While in the first half of 2009, Google received just 12,359 requests — with 3,580 coming from inside the U.S. — in the second half of 2012, it received 21,389 worldwide, with 8,476 requests in the U.S, a trend likely due to law enforcement’s increased interest and savvy in mining online data.
Google’s new report also offers a breakdown of the sorts of requests made.
Between July and December 2012, 68 percent of the data requests were made with a subpoena, required for information such as the name associated with the Gmail account, the IP address where it was created, and the dates and times of when the user signed in and out. Search warrants, requiring a judge’s approval based on “probable cause,” were used in 22 percent of requests, to obtain the non-content portion of email heads such as the “from,” “to” and “date” fields. Only 10 percent were due to “other processes,” mainly court orders, which are necessary for getting stored content such the contents of a Gmail account.

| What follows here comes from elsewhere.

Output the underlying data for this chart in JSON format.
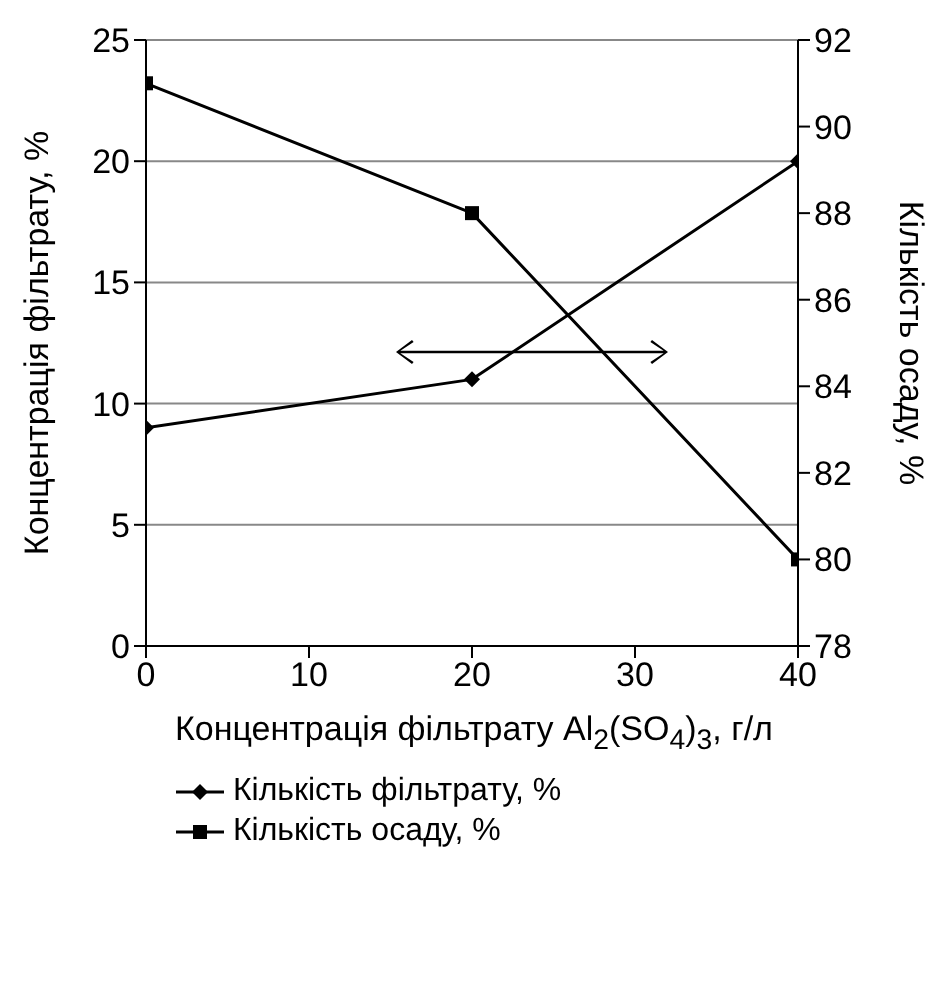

Google told Buzzfeed that they were even more transparent with this report because they “recently updated our system for tracking demands so that we could more easily generate reports based on the type of legal process.” There have been instances in which Google received a subpoena and refused to hand over information. However, Google says their data on such instances is incomplete. “We haven’t gone back to verify if we received subpoenas for data that could be compelled only through a warrant during this particular reporting period,” says Google spokesperson.
The U.S. continues to be the government that generates the most requests. Its 8,476 requests for information targeted 14,868 U.S users. Second to the U.S. were requests from India at 2,431, followed by France at 1,693 requests, and Germany at 1,550 requests.